On a thermodynamic basis, it has been proven that the method developed for the calculation of the liquidus and solidus lines of BEPDs can be extended to TEPDs. The functions have a hierarchical system; the functions developed for TEPDs contain the functions of the BEPDs that make up the TEPD. The calculation of the liquidus and solidus surfaces of the isomorphic TEPD Ag-Au-Pd demonstrates the usability of the ESTPHAD. Since this TEPD is only graphically known (CALPHAD-type calculation data are not available), the temperature-concentration data were determined through digitalisation of liquidus and solidus isotherms. The liquidus surface’s slopes were calculated with the derivatives of the liquidus functions. The functions of the partition ratios were determined using an approximate procedure.

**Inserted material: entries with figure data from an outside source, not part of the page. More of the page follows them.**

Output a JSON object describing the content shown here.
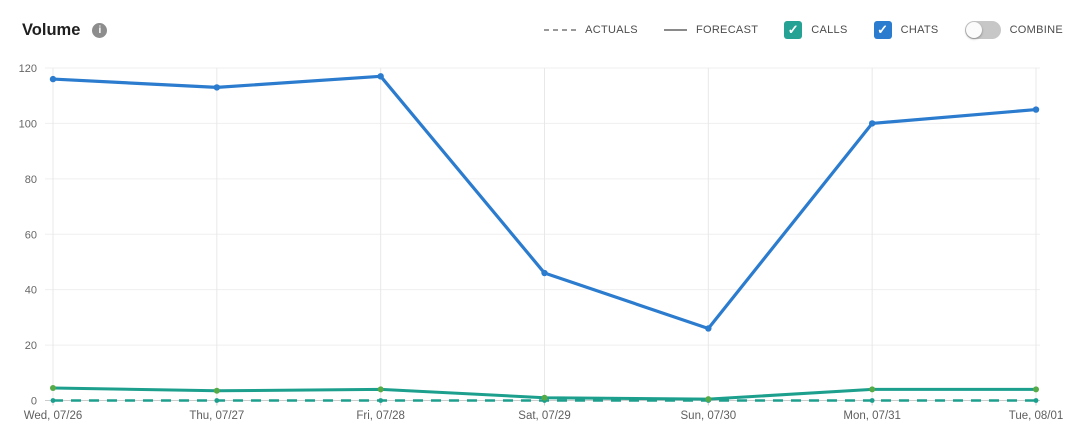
{
  "header": {
    "title": "Volume",
    "info_icon_glyph": "i"
  },
  "legend": {
    "actuals_label": "ACTUALS",
    "forecast_label": "FORECAST",
    "calls_label": "CALLS",
    "chats_label": "CHATS",
    "combine_label": "COMBINE",
    "calls_checked": true,
    "chats_checked": true,
    "combine_on": false,
    "check_glyph": "✓",
    "calls_color": "#26a294",
    "chats_color": "#2b7bce"
  },
  "chart_data": {
    "type": "line",
    "title": "Volume",
    "categories": [
      "Wed, 07/26",
      "Thu, 07/27",
      "Fri, 07/28",
      "Sat, 07/29",
      "Sun, 07/30",
      "Mon, 07/31",
      "Tue, 08/01"
    ],
    "y_ticks": [
      0,
      20,
      40,
      60,
      80,
      100,
      120
    ],
    "ylim": [
      0,
      120
    ],
    "grid": true,
    "legend_position": "top-right",
    "series": [
      {
        "name": "CALLS ACTUALS",
        "style": "dashed",
        "color": "#1d9f8d",
        "marker_color": "#1d9f8d",
        "line_width": 2.4,
        "marker_radius": 2.4,
        "values": [
          0,
          0,
          0,
          0,
          0,
          0,
          0
        ]
      },
      {
        "name": "CALLS FORECAST",
        "style": "solid",
        "color": "#1d9f8d",
        "marker_color": "#56ab47",
        "line_width": 3,
        "marker_radius": 3,
        "values": [
          4.5,
          3.5,
          4,
          1,
          0.5,
          4,
          4
        ]
      },
      {
        "name": "CHATS FORECAST",
        "style": "solid",
        "color": "#2b7bce",
        "marker_color": "#2b7bce",
        "line_width": 3.2,
        "marker_radius": 3.2,
        "values": [
          116,
          113,
          117,
          46,
          26,
          100,
          105
        ]
      }
    ]
  }
}
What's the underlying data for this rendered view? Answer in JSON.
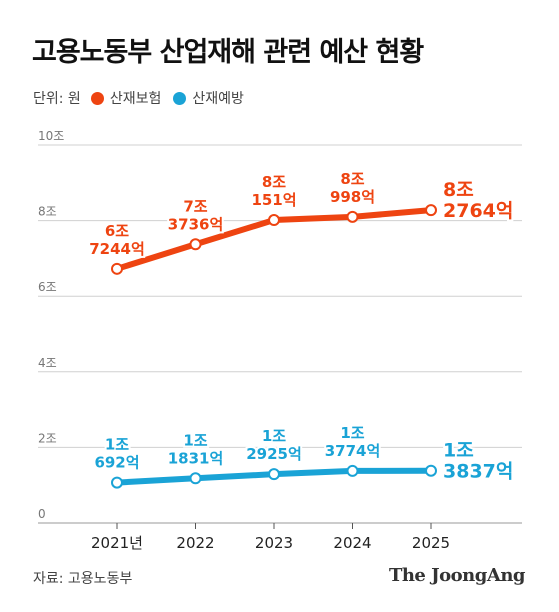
{
  "title": "고용노동부 산업재해 관련 예산 현황",
  "unit_label": "단위: 원",
  "source": "자료: 고용노동부",
  "logo_text": "The JoongAng",
  "colors": {
    "industrial_insurance": "#ee4411",
    "prevention": "#1aa3d6",
    "grid": "#d0d0d0",
    "axis_text": "#777777"
  },
  "chart_data": {
    "type": "line",
    "title": "고용노동부 산업재해 관련 예산 현황",
    "xlabel": "",
    "ylabel": "",
    "ylim": [
      0,
      10
    ],
    "grid": true,
    "legend_position": "top-left",
    "y_ticks": [
      "0",
      "2조",
      "4조",
      "6조",
      "8조",
      "10조"
    ],
    "x_ticks": [
      "2021년",
      "2022",
      "2023",
      "2024",
      "2025"
    ],
    "x": [
      2021,
      2022,
      2023,
      2024,
      2025
    ],
    "series": [
      {
        "name": "산재보험",
        "color": "#ee4411",
        "values": [
          6.7244,
          7.3736,
          8.0151,
          8.0998,
          8.2764
        ],
        "labels": [
          [
            "6조",
            "7244억"
          ],
          [
            "7조",
            "3736억"
          ],
          [
            "8조",
            "151억"
          ],
          [
            "8조",
            "998억"
          ],
          [
            "8조",
            "2764억"
          ]
        ]
      },
      {
        "name": "산재예방",
        "color": "#1aa3d6",
        "values": [
          1.0692,
          1.1831,
          1.2925,
          1.3774,
          1.3837
        ],
        "labels": [
          [
            "1조",
            "692억"
          ],
          [
            "1조",
            "1831억"
          ],
          [
            "1조",
            "2925억"
          ],
          [
            "1조",
            "3774억"
          ],
          [
            "1조",
            "3837억"
          ]
        ]
      }
    ]
  }
}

The calculations could prove the following:

(1)

The liquidus and solidus surfaces of the TEPD can be calculated even in a relatively significant alloying range using the liquidus and solidus functions of the two BEPDs, which contain the base element, when the isotherms of the TEPD are not known (first estimation);

(2)

If the third BEPD is known, which does not contain the base element, it can be used to make the calculation more accurate, as in the first estimation, (second estimation);

(3)

Knowing the data of the liquid and solidus surfaces (isotherms) of the v, the functions can calculate the liquidus and solidus temperatures in the entire concentration range with the accuracy required for the simulations (third estimation);

(4)

Using the third BEPD, if it is known (similarly to the second estimation), the calculation can be further refined (fourth estimation);

(5)

The slopes of the liquidus surface can be calculated by deriving the function of the liquid surface;

(6)

In the case of graphically known TEPDs, the partition ratios are not known, but by using the partition ratios of the BEPDs and an approximation method developed in this work, a good result can be obtained that can be used in a relatively large concentration range during the solidification simulation;

(7)

The functions used for the calculation of liquidus, solidus temperature, liquidus slopes and partition ratios have a hierarchical structure, while in the case of TEPD, the functions used in the calculations contain the functions used in BEPD, completed by delta functions calculated from the TEPD data. As we will show later, this principle can be extended to the calculation of EPDs containing four, five, etc., alloying elements.

10. Conclusions

In the case of graphically known ternary equilibrium phase diagrams (TEPDs) with the ESTPHAD method, all of the functions (liquidus, solidus, slope, and partition ratios) that are necessary for the simulation of solidification can be determined. Functions are very easy to develop if the diagrams are known. The use of functions can significantly reduce the time required for simulations (by orders of magnitude).